We tested the effects of the availability of energy substrates and their metabolites on the heart functionality and energy metabolism under normoxic and ischemia-reperfusion conditions.
In a fasted state, the heart draws energy exclusively from FAs, whereas in a fed state, higher concentration of circulating insulin ensures a partial switch to glucose oxidation, while the load of FA on heart and mitochondria is reduced. Herein, we demonstrate that ischemic damage in hearts isolated from Wistar rats and diabetic Goto-Kakizaki rats is significantly lower in the fed state compared to the fasted state.
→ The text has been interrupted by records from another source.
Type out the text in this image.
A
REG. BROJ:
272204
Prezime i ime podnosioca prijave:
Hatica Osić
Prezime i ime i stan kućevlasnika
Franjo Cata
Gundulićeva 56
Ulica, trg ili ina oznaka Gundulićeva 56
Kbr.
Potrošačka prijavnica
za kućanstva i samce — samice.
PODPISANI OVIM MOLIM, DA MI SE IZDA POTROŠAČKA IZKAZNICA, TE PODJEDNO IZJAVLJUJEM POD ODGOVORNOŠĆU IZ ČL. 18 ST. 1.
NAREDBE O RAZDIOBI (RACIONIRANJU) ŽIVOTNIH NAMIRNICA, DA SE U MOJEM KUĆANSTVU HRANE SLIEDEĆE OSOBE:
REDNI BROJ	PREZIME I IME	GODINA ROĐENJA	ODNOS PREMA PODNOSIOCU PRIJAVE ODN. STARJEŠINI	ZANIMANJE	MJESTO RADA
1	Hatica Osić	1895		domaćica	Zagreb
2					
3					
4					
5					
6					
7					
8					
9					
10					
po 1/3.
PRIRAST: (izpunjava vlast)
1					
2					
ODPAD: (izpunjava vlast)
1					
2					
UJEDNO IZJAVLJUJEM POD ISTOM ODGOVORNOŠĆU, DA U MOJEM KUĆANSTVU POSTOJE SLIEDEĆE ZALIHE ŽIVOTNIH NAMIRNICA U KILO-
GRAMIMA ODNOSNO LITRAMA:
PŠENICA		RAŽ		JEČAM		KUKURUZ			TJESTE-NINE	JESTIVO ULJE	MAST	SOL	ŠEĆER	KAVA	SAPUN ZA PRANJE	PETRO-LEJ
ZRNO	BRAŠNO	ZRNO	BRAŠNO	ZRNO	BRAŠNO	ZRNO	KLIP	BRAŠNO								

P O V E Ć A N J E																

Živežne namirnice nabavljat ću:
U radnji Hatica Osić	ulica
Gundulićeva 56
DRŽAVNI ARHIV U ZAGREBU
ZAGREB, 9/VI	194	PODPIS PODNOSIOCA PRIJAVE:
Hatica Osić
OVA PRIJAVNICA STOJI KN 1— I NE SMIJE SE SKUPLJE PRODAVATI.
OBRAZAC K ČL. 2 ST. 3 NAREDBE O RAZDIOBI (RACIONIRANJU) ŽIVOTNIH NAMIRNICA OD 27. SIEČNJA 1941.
Present findings indicate that postprandial or fed-state physiology, which is characterised by insulin-activated glucose and lactate utilisation, is protective against myocardial infarction. Energy metabolism pattern in the heart is determined by insulin signalling and the availability of FAs. Overall, our study suggests that even overnight fasting could provoke and aggravate cardiovascular events and high-risk cardiovascular patients should avoid prolonged fasting periods.